To the editor:
I am writing to thank Buddy Butler and the others involved for organizing the memorial activities for our Vietnam veterans. Those of us who came of age during that era have many mixed memories and emotions. My husband and I were stationed on Guam, and that was a surreal experience. Every day on my way to school American bomb trucks passed me, carrying their lethal loads from the Magazine to Andrews Air Force Base at the other end of the island. Some mornings a student would come to my class to tell me that someone’s father had left on a mission the night before. While we were on the island, none of my girls lost her father, but except for that evidence of the war, Guam was an idyllic island with close-knit families, sparkling ocean waters, religious festivals and beautiful tropical scenery.

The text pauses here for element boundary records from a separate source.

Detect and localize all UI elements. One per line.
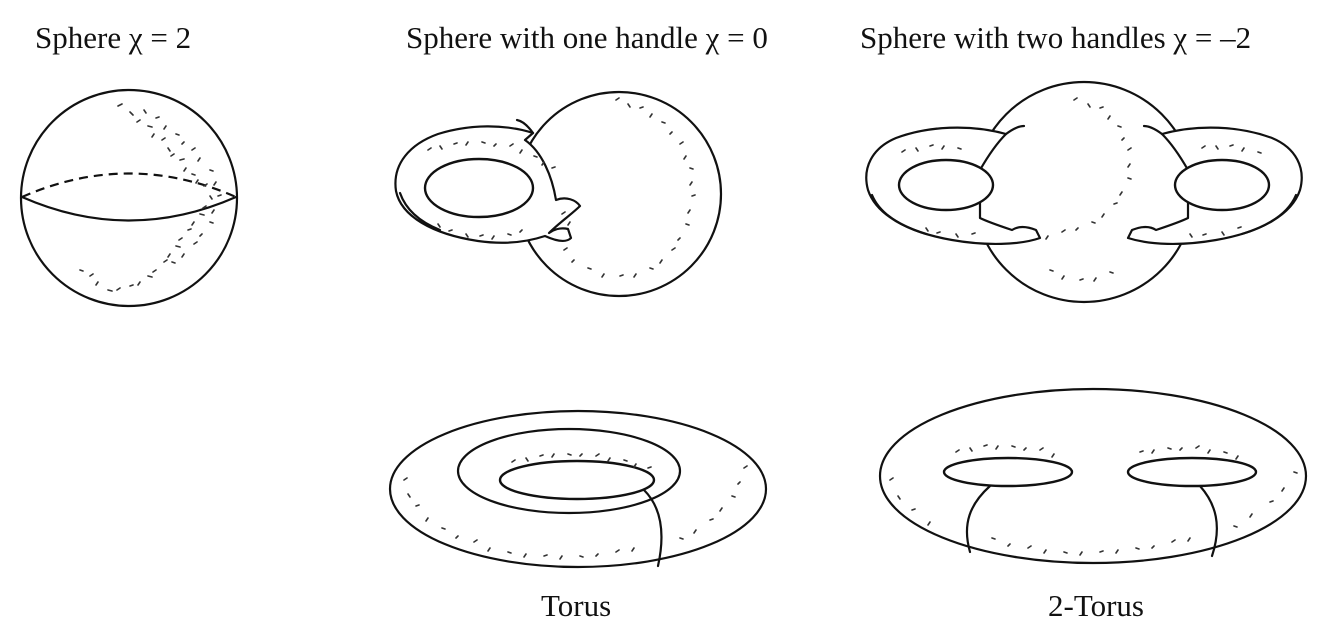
two-handles-label: Sphere with two handles χ = –2 bbox=[860, 20, 1252, 55]
sphere-shading bbox=[79, 103, 222, 292]
one-handle-label: Sphere with one handle χ = 0 bbox=[406, 20, 768, 55]
one-handle-shading bbox=[427, 97, 696, 278]
sphere-label: Sphere χ = 2 bbox=[35, 20, 192, 55]
two-torus-drawing bbox=[878, 387, 1308, 565]
torus-shading bbox=[403, 453, 748, 560]
torus-drawing bbox=[388, 409, 768, 569]
sphere-drawing bbox=[19, 88, 239, 308]
two-torus-shading bbox=[889, 444, 1298, 556]
two-torus-label: 2-Torus bbox=[1048, 588, 1144, 623]
torus-label: Torus bbox=[541, 588, 612, 623]
two-handles-shading bbox=[901, 97, 1262, 282]
one-handle-drawing bbox=[394, 90, 723, 298]
two-handles-drawing bbox=[865, 80, 1303, 304]
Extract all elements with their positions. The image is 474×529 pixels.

We were fortunate to spend almost four years in the Navy outside of combat involvement. But when we returned home, my husband was deeply hurt by the reception he received — or rather, the one he didn’t receive. No one acknowledged his years in the service, his interrupted education, or his willingness to complete his patriotic duty to his country. He carried this pain with him for years. And I know his experience was repeated again and again for thousands of other young men and women, and was deeper for those who came back impaired.
Last summer at my high school reunion we held a memorial service for our one class member lost in combat in Vietnam. He was drafted after his sophomore year in college and died six weeks before the end of his tour. The service was moving, especially when his cousin donated his combat medals to the community’s historical society, but for me, the emotional impact came right here in London. Friday afternoon after school I walked out to the Wall, and a very nice gentleman looked up Kenny’s name in the book and took me to find him on the wall. He made a rubbing of the name for me, and even now it brings tears to my eyes, for this more than anything else has made the loss real to me. When I look at this little piece of paper, I will always remember how I felt the moment that I saw his name on that Wall. …
I had a nice, informative conversation with the veteran who took me to the Wall, and so I want to thank all of those who made it possible. The Wall and the candlelight vigil gave me a chance to acknowledge the sacrifices made 40 years ago, and I am thankful we had a chance to do that here in London.